Vida Útil Limitada — Desafios de Estabilidade do Produto
As formulações sem conservantes e com rótulo limpo, que visam atender à demanda dos consumidores por produtos naturais e minimamente processados, reduzem a vida útil de 12-18 meses para 6-9 meses. Essa vida útil mais curta cria desafios como desperdício de estoque e maior complexidade na cadeia de fornecimento, pois os varejistas preferem prazos de validade mais longos para minimizar o risco de descontos. As barras à base de tâmaras, que incorporam tâmaras como aglutinante e adoçante natural, apresentam obstáculos adicionais devido aos seus níveis mais elevados de atividade de água. Essa característica acelera o crescimento microbiano e a degradação de textura, necessitando do uso de embalagens com atmosfera modificada ou refrigeração. Essas medidas, embora essenciais para manter a qualidade do produto, aumentam os custos de produção e limitam a viabilidade da distribuição em temperatura ambiente. A Agência de Padrões Alimentares (FSA) fornece orientações gerais sobre vida útil, enfatizando a segurança microbiológica e a qualidade sensorial. No entanto, ela não oferece padrões específicos para barras de lanche, deixando os fabricantes arcando com os custos de realização de testes de desafio e estudos de estabilidade para validar suas alegações de vida útil.
*Nossas previsões atualizadas tratam os impactos de impulsionadores e restrições como direcionais, não aditivos. As previsões de impacto revisadas refletem o crescimento base, os efeitos de mix e as interações entre variáveis.
Análise de Segmentos
Por Tipo de Produto: Barras de Proteína Perturbam o Domínio dos Cereais
As barras de cereais capturaram 56,12% da participação de mercado em 2025, reforçando sua posição como uma opção de lanche amplamente preferida, acessível e conveniente para consumidores com estilos de vida agitados. Essas barras tornaram-se um alimento básico devido à sua familiaridade e acessibilidade. Por outro lado, as barras de proteína têm previsão de crescer a uma taxa de crescimento anual composta (CAGR) de 8,11% até 2031, impulsionada por uma mudança notável nas preferências dos consumidores de lanches indulgentes para nutrição que apoia objetivos de desempenho e condicionamento físico. Essa tendência é particularmente evidente entre os 23,4% dos adultos do Reino Unido que se identificam como flexitarianos, buscando opções convenientes de recuperação pós-treino sem se comprometer totalmente com dietas à base de plantas. Além disso, os 66% de consumidores que estão abertos a reduzir o consumo de carne estão criando um ambiente favorável para o desenvolvimento e adoção de formulações ricas em proteínas.

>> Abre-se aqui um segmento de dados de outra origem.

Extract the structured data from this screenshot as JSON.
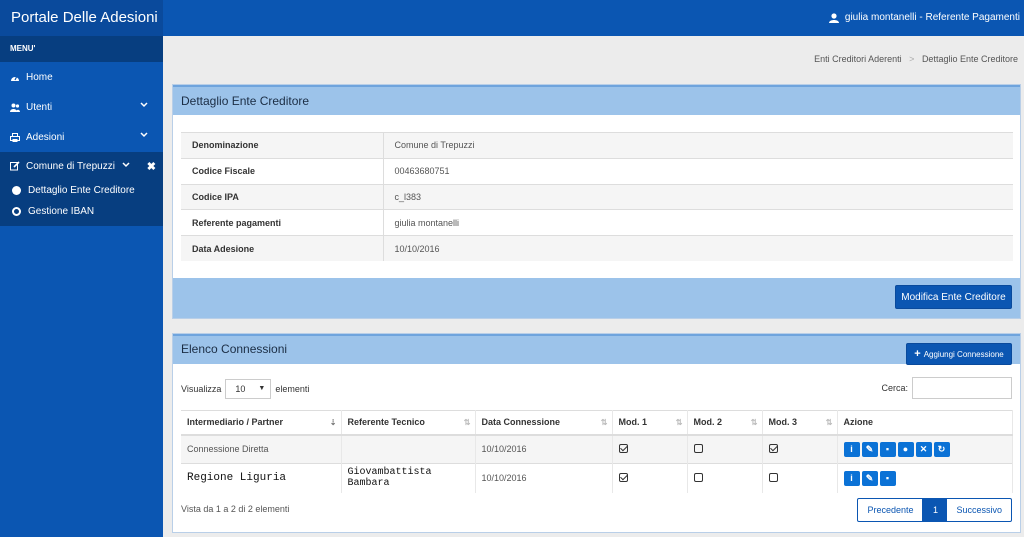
{
  "app": {
    "brand": "Portale Delle Adesioni"
  },
  "user": {
    "label": "giulia montanelli - Referente Pagamenti"
  },
  "sidebar": {
    "menu_header": "MENU'",
    "items": [
      {
        "label": "Home",
        "icon": "dashboard-icon"
      },
      {
        "label": "Utenti",
        "icon": "users-icon"
      },
      {
        "label": "Adesioni",
        "icon": "printer-icon"
      },
      {
        "label": "Comune di Trepuzzi",
        "icon": "edit-icon"
      }
    ],
    "sub_items": [
      {
        "label": "Dettaglio Ente Creditore",
        "selected": true
      },
      {
        "label": "Gestione IBAN",
        "selected": false
      }
    ]
  },
  "breadcrumb": {
    "first": "Enti Creditori Aderenti",
    "sep": ">",
    "current": "Dettaglio Ente Creditore"
  },
  "detail": {
    "title": "Dettaglio Ente Creditore",
    "rows": [
      {
        "k": "Denominazione",
        "v": "Comune di Trepuzzi"
      },
      {
        "k": "Codice Fiscale",
        "v": "00463680751"
      },
      {
        "k": "Codice IPA",
        "v": "c_l383"
      },
      {
        "k": "Referente pagamenti",
        "v": "giulia montanelli"
      },
      {
        "k": "Data Adesione",
        "v": "10/10/2016"
      }
    ],
    "edit_button": "Modifica Ente Creditore"
  },
  "connections": {
    "title": "Elenco Connessioni",
    "add_button": "Aggiungi Connessione",
    "show_label": "Visualizza",
    "page_size": "10",
    "elements_label": "elementi",
    "search_label": "Cerca:",
    "columns": [
      "Intermediario / Partner",
      "Referente Tecnico",
      "Data Connessione",
      "Mod. 1",
      "Mod. 2",
      "Mod. 3",
      "Azione"
    ],
    "rows": [
      {
        "partner": "Connessione Diretta",
        "ref": "",
        "date": "10/10/2016",
        "m1": true,
        "m2": false,
        "m3": true
      },
      {
        "partner": "Regione Liguria",
        "ref": "Giovambattista Bambara",
        "date": "10/10/2016",
        "m1": true,
        "m2": false,
        "m3": false
      }
    ],
    "info": "Vista da 1 a 2 di 2 elementi",
    "pager": {
      "prev": "Precedente",
      "current": "1",
      "next": "Successivo"
    }
  },
  "colors": {
    "primary": "#0b56b2",
    "panel_head": "#9cc3ea",
    "action": "#0b72d6"
  }
}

As barras de energia, que ocupam um meio-termo entre as barras de cereais e as barras de proteína, são projetadas para atender às necessidades dos consumidores com estilo de vida ativo que priorizam a liberação sustentada de energia em detrimento do alto teor de proteínas. Essas barras atendem a indivíduos que buscam um equilíbrio entre nutrição e energia, tornando-as uma escolha prática para aqueles com agendas exigentes. No entanto, seu potencial de crescimento é um tanto limitado devido à concorrência com produtos de nutrição esportiva e à sua falta de diferenciação clara das barras de cereais nos canais de varejo convencionais. Essa sobreposição no posicionamento dificultou que as barras de energia estabelecessem uma identidade distinta no mercado mais amplo.

Nota: As participações de segmento de todos os segmentos individuais estão disponíveis mediante a compra do relatório
Por Base de Ingredientes: Formulações de Laticínios e Proteínas Ganham Terreno
As barras à base de granola e aveia detinham 35,31% da participação de mercado em 2025, principalmente devido à sua forte associação com opções saudáveis de café da manhã e atributos de rótulo limpo. Por outro lado, as formulações à base de laticínios e proteínas estão crescendo a uma taxa de crescimento anual composta (CAGR) de 8,05% até 2031. Esse crescimento é impulsionado pelos fabricantes que incorporam concentrados de soro de leite e isolados de proteína de ervilha para fornecer 15-20 gramas de proteína por porção, enquanto garantem conformidade com as regulamentações de alimentos com alto teor de gordura, açúcar e sal (HFSS). As barras à base de nozes continuam atraindo consumidores do segmento premium que priorizam saciedade e gorduras saudáveis. No entanto, preocupações com alérgenos e o custo mais elevado dos ingredientes têm limitado sua adoção nos mercados convencionais.
As barras à base de tâmaras, que utilizam tâmaras como aglutinante e adoçante natural, estão ganhando espaço à medida que os fabricantes buscam substituir açúcares refinados e emulsificantes sintéticos. Apesar disso, a maior atividade de água das tâmaras reduz a vida útil e complica a distribuição em temperatura ambiente. As misturas híbridas que combinam aveia, nozes, tâmaras e fontes de proteína oferecem aos fabricantes a capacidade de otimizar textura, sabor e perfis nutricionais. No entanto, essas misturas vêm com maior complexidade de formulação, levando a custos de produção mais elevados e riscos na cadeia de fornecimento. Além disso, outras variedades, como barras à base de arroz e sementes, atendem a segmentos de nicho, abordando preferências dietéticas específicas ou sensibilidades a alérgenos.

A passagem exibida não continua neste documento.